- 1Department of General Surgery, The First Medical Center of Chinese PLA General Hospital, Beijing, China
- 2Department of Clinical Pharmacy and Outcomes Sciences, College of Pharmacy, University of South Carolina, Columbia, SC, United States
- 3Institute of Chinese Medical Sciences, University of Macau, Taipa, Macau, China
Editorial on the Research Topic
Innovative value-based medicine: lessons from China's healthcare evolution
Healthcare systems face a dual challenge of ensuring access to innovations while preserving financial sustainability, giving rise to value-based medicine (VBM), which balances clinical benefit and cost to optimize population health outcomes (1). Additionally, VBM aligns incentives among payers, providers, and patients by emphasizing outcomes, efficiency, and sustainability (1).

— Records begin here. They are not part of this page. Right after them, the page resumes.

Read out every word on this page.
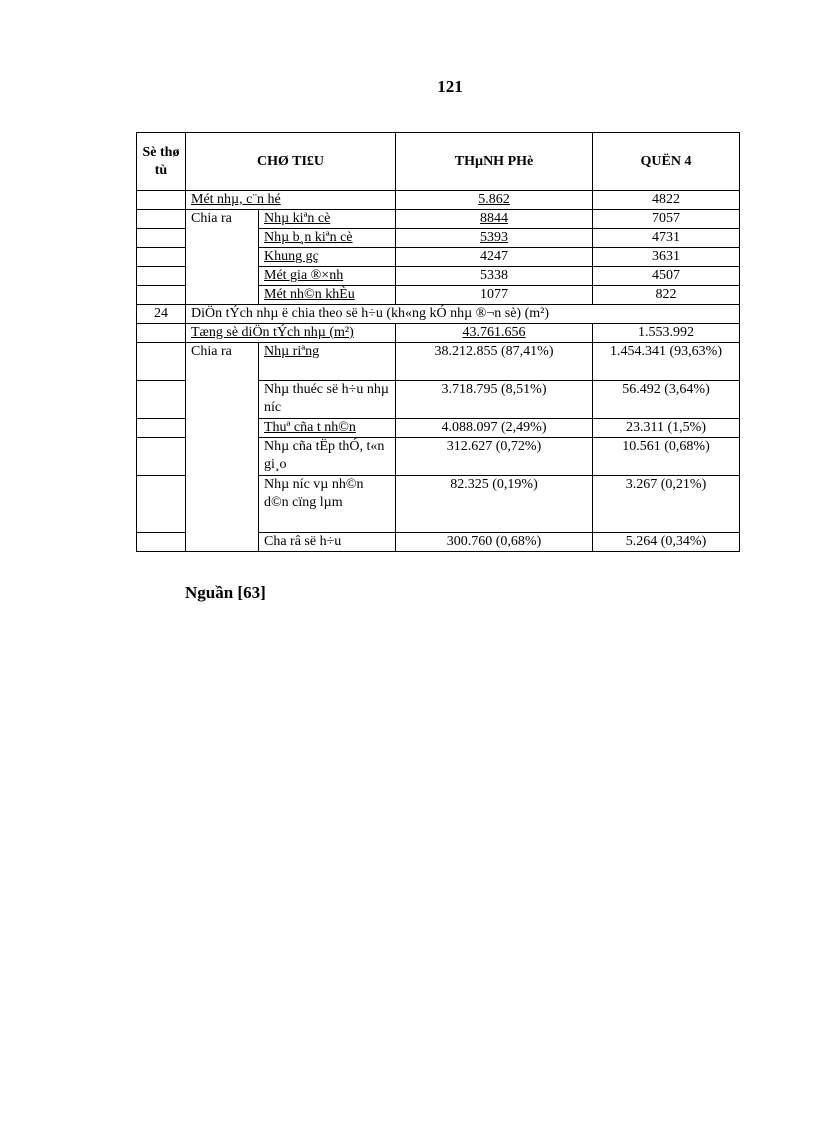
121
Sè thø tù	CHØ TI£U		THµNH PHè	QUËN 4
	Mét nhµ, c¨n hé		5.862	4822
	Chia ra	Nhµ kiªn cè	8844	7057
		Nhµ b¸n kiªn cè	5393	4731
		Khung gç	4247	3631
		Mét gia ®×nh	5338	4507
		Mét nh©n khÈu	1077	822
24	DiÖn tÝch nhµ ë chia theo së h÷u (kh«ng kÓ nhµ ®¬n sè) (m²)			
	Tæng sè diÖn tÝch nhµ (m²)		43.761.656	1.553.992
	Chia ra	Nhµ riªng	38.212.855 (87,41%)	1.454.341 (93,63%)
		Nhµ thuéc së h÷u nhµ níc	3.718.795 (8,51%)	56.492 (3,64%)
		Thuª cña t nh©n	4.088.097 (2,49%)	23.311 (1,5%)
		Nhµ cña tËp thÓ, t«n gi¸o	312.627 (0,72%)	10.561 (0,68%)
		Nhµ níc vµ nh©n d©n cïng lµm	82.325 (0,19%)	3.267 (0,21%)
		Cha râ së h÷u	300.760 (0,68%)	5.264 (0,34%)
Nguần [63]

China offers a compelling case study in the global evolution of VBM (Table 1). Over the past decade, China has piloted strategies to balance innovation with sustainable financing, including reforms in hospital governance (2), introduction of novel drug payment mechanisms (2), and broader adoption of big data and artificial intelligence (AI) for monitoring costs and clinical outcomes. (3) These reforms highlight how large health systems apply VBM under demographic change, chronic disease growth, and equity demands.

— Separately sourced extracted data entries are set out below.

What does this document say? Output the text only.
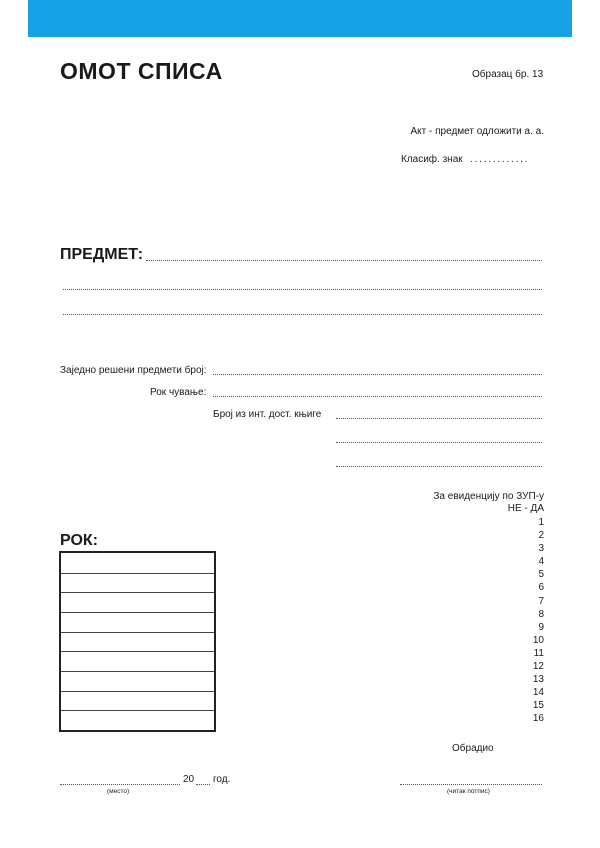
ОМОТ СПИСА	Образац бр. 13
Акт - предмет одложити а. а.
Класиф. знак . . . . . . . . . . . . .
ПРЕДМЕТ:
Заједно решени предмети број:
Рок чување:
Број из инт. дост. књиге
За евиденцију по ЗУП-у
НЕ - ДА
1
2
3
4
5
6
7
8
9
10
11
12
13
14
15
16
РОК:
Обрадио
20 год.
(место)	(читак потпис)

A central element of China's VBM is transparent drug pricing and reimbursement negotiations. Through the National Reimbursement Drug List (NRDL) (4), bulk purchasing has made high-cost drugs more accessible. Simultaneously, payment reforms such as the Diagnosis-Intervention Packet (DIP) system (5) bundle payments to limit unnecessary use and improve efficiency. These reforms reflect a shift away from volume-based incentives and toward structures that prioritize clinical effectiveness and sustainability.
Another frontier of innovation in VBM is the incorporation of technology-driven insights. China's experience with electronic health records, big data, and AI illustrates the potential of digital infrastructure to support outcome measurement, identify inefficiencies, and forecast future healthcare needs. These tools enable more precise, equitable, and sustainable care. For instance, AI-powered models can stratify patients by risk and guide resource allocation, ensuring that interventions generate the greatest health return per unit cost (3).
China's experience reflects global debates on sustainable healthcare financing: high-income countries face the rising costs of biologics and gene therapies, while low- and middle-income nations struggle to expand access without straining budgets. Value-based approaches offer a common framework by linking innovation, outcomes, and affordability.
This Research Topic adds valuable evidence from China, spanning hospital governance, drug pricing, supply chains, and oncology cost-effectiveness, highlighting both the promise and complexity of implementing VBM. Collectively, these studies provide a roadmap for policymakers and clinicians to balance innovation and sustainability in China and beyond.
Zhao et al. examined determinants of physicians' willingness to provide preventive services and found that intentions are shaped by norms and capacity, implying that supportive environments and digital technologies can strengthen sustainable, value-based health systems.
Chen et al. analyzed Diagnosis-Related Groups (DRG) reform effects on lumbar disc herniation patients, and found reduced hospitalization and drug costs. This study suggests that to advance VBM, payment reforms must better align with Traditional Chinese Medicine (TCM) treatment characteristics and outcome-based incentives.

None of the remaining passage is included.